The Illinois Department Of Health has cited and fined Radford Green when a resident suffered a left hip fracture due to improper handling during a mechanical lift transfer. It took the facility nearly a week to finally discover the full extent of the injury and transport the resident to the emergency department for evaluation and treatment.
The resident in question is described as having severe cognitive impairment and requiring maximum assistance with bed mobility and transfers. Her diagnoses include fibromyalgia, atrial fibrillation, congestive heart failure, and dementia.
The incident in question occurred during a shower transfer using a sit-to-stand lift. According to a Certified Nursing Assistant, the resident became agitated and resistive while he was attempting to place the lift sling under her arms.
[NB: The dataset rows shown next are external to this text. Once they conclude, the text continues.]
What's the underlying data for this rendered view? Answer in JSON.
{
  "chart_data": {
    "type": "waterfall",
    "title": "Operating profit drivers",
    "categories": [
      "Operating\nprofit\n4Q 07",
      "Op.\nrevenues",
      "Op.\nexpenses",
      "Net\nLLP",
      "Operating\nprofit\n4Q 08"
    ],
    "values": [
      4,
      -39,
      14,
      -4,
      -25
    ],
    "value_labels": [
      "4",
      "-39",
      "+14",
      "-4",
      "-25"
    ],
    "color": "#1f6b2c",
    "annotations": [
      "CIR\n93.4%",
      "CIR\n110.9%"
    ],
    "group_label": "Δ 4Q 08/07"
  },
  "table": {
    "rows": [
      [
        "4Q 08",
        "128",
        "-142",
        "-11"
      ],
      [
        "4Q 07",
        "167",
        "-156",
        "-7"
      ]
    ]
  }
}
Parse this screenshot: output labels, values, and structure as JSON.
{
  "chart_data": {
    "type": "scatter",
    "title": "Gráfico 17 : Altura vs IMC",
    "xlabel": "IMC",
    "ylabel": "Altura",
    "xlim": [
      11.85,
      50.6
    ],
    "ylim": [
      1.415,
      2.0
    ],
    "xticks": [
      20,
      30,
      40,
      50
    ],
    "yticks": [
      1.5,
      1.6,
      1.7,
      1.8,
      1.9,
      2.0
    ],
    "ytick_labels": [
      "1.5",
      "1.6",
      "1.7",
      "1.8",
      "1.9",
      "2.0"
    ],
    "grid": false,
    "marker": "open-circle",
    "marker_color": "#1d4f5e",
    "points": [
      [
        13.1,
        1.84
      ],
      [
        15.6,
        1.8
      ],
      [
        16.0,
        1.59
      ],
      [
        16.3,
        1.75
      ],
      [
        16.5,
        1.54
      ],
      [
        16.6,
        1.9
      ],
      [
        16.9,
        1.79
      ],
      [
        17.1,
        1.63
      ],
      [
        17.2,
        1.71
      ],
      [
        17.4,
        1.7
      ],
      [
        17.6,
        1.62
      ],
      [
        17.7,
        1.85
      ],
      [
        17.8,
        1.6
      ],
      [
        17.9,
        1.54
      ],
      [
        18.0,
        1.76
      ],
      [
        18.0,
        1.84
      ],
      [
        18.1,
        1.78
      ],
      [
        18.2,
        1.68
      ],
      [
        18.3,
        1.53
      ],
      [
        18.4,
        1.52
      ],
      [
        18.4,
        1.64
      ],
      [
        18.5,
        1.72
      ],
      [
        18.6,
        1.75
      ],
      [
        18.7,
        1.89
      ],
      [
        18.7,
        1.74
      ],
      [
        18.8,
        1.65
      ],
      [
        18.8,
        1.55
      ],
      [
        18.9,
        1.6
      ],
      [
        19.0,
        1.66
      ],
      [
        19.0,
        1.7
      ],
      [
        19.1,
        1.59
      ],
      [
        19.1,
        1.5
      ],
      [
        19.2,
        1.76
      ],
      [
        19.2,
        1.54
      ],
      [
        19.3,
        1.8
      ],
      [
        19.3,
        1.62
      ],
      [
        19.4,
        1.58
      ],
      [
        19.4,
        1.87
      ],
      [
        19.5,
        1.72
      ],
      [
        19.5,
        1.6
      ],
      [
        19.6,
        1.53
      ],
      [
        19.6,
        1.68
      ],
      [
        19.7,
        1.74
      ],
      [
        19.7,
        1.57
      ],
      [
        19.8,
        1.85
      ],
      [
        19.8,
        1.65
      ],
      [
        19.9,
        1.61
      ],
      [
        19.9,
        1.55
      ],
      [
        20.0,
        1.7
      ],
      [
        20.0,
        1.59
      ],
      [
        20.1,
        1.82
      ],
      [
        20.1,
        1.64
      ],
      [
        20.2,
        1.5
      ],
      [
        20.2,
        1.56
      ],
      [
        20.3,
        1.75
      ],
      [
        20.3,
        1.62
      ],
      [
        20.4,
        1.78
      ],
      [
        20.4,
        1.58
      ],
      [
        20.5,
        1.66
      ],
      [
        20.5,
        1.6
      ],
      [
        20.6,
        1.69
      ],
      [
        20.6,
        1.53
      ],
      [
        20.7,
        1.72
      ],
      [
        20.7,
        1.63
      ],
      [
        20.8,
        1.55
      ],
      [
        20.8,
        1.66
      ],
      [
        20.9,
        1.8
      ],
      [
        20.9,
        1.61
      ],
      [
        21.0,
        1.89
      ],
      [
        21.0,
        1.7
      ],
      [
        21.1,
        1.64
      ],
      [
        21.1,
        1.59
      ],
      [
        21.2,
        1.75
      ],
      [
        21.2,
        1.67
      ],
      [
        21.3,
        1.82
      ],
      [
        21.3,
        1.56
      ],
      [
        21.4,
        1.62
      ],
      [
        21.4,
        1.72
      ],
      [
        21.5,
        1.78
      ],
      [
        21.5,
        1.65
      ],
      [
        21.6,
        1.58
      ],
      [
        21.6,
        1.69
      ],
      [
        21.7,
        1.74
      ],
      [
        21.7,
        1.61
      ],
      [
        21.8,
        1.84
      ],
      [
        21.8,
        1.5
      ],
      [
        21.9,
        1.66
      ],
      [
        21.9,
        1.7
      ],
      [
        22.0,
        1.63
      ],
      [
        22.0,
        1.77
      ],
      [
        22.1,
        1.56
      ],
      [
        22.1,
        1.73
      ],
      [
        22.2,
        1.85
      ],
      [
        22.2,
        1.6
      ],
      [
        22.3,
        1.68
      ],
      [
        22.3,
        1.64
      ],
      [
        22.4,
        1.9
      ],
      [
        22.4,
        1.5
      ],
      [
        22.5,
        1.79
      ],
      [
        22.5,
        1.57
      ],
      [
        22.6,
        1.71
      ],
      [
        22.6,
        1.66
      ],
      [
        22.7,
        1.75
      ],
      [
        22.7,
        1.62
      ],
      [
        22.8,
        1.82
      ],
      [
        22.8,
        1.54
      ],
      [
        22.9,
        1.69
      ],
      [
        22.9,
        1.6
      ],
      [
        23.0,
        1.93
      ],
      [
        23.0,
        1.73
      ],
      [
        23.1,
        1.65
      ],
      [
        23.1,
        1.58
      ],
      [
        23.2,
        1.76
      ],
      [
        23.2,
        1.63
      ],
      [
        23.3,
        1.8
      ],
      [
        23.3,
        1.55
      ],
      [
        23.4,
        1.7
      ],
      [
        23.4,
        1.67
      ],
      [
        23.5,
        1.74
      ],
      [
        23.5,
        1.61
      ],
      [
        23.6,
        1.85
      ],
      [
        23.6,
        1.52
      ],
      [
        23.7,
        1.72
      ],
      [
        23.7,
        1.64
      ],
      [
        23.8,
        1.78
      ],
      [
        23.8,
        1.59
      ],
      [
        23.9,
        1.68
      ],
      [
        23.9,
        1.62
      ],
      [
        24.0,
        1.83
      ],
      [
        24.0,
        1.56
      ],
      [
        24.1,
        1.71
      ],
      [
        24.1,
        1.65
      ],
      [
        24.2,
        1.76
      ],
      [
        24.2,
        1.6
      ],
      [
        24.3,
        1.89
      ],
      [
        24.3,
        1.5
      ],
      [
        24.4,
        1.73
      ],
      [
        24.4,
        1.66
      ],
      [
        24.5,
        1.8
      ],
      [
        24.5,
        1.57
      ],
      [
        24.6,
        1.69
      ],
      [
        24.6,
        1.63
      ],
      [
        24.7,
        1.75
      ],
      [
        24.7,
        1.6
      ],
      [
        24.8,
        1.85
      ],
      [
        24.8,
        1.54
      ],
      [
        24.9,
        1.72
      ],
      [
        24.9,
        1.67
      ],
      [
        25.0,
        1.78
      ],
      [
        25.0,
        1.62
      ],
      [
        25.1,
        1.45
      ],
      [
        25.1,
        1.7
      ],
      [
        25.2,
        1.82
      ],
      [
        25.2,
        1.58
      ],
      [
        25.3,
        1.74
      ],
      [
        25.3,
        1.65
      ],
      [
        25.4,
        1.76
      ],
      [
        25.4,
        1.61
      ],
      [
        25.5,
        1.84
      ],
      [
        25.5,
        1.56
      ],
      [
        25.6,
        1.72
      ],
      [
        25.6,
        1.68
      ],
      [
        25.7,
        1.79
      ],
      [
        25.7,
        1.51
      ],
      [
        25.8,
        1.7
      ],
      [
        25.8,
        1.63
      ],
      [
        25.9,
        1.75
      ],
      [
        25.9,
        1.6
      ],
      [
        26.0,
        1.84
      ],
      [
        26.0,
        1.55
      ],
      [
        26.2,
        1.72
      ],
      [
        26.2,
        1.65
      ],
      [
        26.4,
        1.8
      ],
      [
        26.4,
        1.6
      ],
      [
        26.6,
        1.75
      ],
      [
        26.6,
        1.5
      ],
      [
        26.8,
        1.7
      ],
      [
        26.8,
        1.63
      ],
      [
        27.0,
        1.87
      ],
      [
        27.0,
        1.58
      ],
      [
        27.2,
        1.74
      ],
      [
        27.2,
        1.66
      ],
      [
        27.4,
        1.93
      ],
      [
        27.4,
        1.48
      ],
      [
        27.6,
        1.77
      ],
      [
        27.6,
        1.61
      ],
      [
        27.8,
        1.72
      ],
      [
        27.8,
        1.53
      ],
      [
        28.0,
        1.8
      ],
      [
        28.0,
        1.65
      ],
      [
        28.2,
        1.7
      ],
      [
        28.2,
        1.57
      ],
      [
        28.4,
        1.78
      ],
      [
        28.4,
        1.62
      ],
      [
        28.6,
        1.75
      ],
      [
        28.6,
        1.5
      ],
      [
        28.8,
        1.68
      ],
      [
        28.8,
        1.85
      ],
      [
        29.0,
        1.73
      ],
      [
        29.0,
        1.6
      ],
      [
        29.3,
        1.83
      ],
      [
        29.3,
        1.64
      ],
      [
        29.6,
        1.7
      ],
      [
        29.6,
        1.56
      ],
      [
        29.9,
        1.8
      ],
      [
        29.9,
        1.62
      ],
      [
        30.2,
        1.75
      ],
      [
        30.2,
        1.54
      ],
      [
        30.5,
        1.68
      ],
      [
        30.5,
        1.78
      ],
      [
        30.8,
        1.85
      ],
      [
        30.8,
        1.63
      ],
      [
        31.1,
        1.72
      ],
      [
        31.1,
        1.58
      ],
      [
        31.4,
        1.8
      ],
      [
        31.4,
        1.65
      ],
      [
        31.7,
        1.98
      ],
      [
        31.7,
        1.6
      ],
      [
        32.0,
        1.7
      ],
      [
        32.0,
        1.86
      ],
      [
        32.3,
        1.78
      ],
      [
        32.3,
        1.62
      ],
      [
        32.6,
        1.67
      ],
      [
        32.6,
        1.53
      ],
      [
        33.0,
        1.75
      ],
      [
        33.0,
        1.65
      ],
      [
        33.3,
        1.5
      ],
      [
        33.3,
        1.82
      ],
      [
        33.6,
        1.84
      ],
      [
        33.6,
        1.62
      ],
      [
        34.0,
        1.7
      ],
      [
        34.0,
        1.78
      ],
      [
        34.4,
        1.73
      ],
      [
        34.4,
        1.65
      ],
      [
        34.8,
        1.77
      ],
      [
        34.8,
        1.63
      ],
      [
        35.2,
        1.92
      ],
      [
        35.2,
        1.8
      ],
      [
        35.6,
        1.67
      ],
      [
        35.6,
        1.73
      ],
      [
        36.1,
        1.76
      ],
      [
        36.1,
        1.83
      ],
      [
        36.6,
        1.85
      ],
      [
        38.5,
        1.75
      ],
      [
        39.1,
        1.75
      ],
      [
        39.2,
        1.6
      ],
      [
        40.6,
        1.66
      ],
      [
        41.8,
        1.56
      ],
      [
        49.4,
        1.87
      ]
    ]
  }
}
Despite this, the CNA proceeded with the transfer alone, violating the facility’s policy requiring two staff members for mechanical lift transfers. During the transfer, the resident began to slide out of the lift sling.
A separate CNA provided a more alarming account of the incident. She reported hearing yelling from the shower room and upon investigation, found the resident “hanging from the sit to stand lift sling with her arms raised high and her legs dangling near the ground.” This CNA stated that the resident “was not bearing any weight on her legs at the time” and that the original CNA manipulating the lift “was just standing there looking at the resident with a shocked look on his face.”
The intervening CNA instructed the Aide to support the resident’s weight from behind while she lowered the lift arm and detached the sling. They then lowered the resident to the ground. Notably, the intervening CNA mentioned that the leg band was not secured around the resident’s legs, which is a critical safety measure for this type of transfer.
The facility failed in several key areas following this incident:
1. Timely Assessment: The facility did not ensure the resident was assessed immediately after being lowered to the ground. An Advanced Practice Nurse stated, “when the resident was lowered to the ground on the day of the incident, it should have been reported to the nurse right away so an assessment for injuries could have been performed.”
2. Physician Notification: The facility failed to notify the resident’s physician in a timely manner about the incident.
3. Ongoing Assessments: There was a lack of ongoing nursing assessments from the time of the incident through the following week, when the resident was finally transported to the emergency department.
4. Delayed Medical Evaluation: An Orthopedic Surgeon emphasized the severity of the situation, stating, “the resident had a bad injury, and she should have been sent out to the emergency department after the incident for x-rays and treatment.”
The consequences of these failures were severe. The resident’s left hip fracture went undiagnosed for a week, potentially causing unnecessary pain and complicating her recovery. The hospital emergency department report noted that the resident’s “left leg was swollen with tenderness and bruising noted to the back of the leg and painful range of motion.”
This case highlights critical failures in resident care, safety protocols, and post-incident procedures. It underscores the importance of adherence to transfer protocols, immediate incident reporting, thorough assessments, and timely medical evaluations in ensuring the safety and well-being of vulnerable residents in care facilities.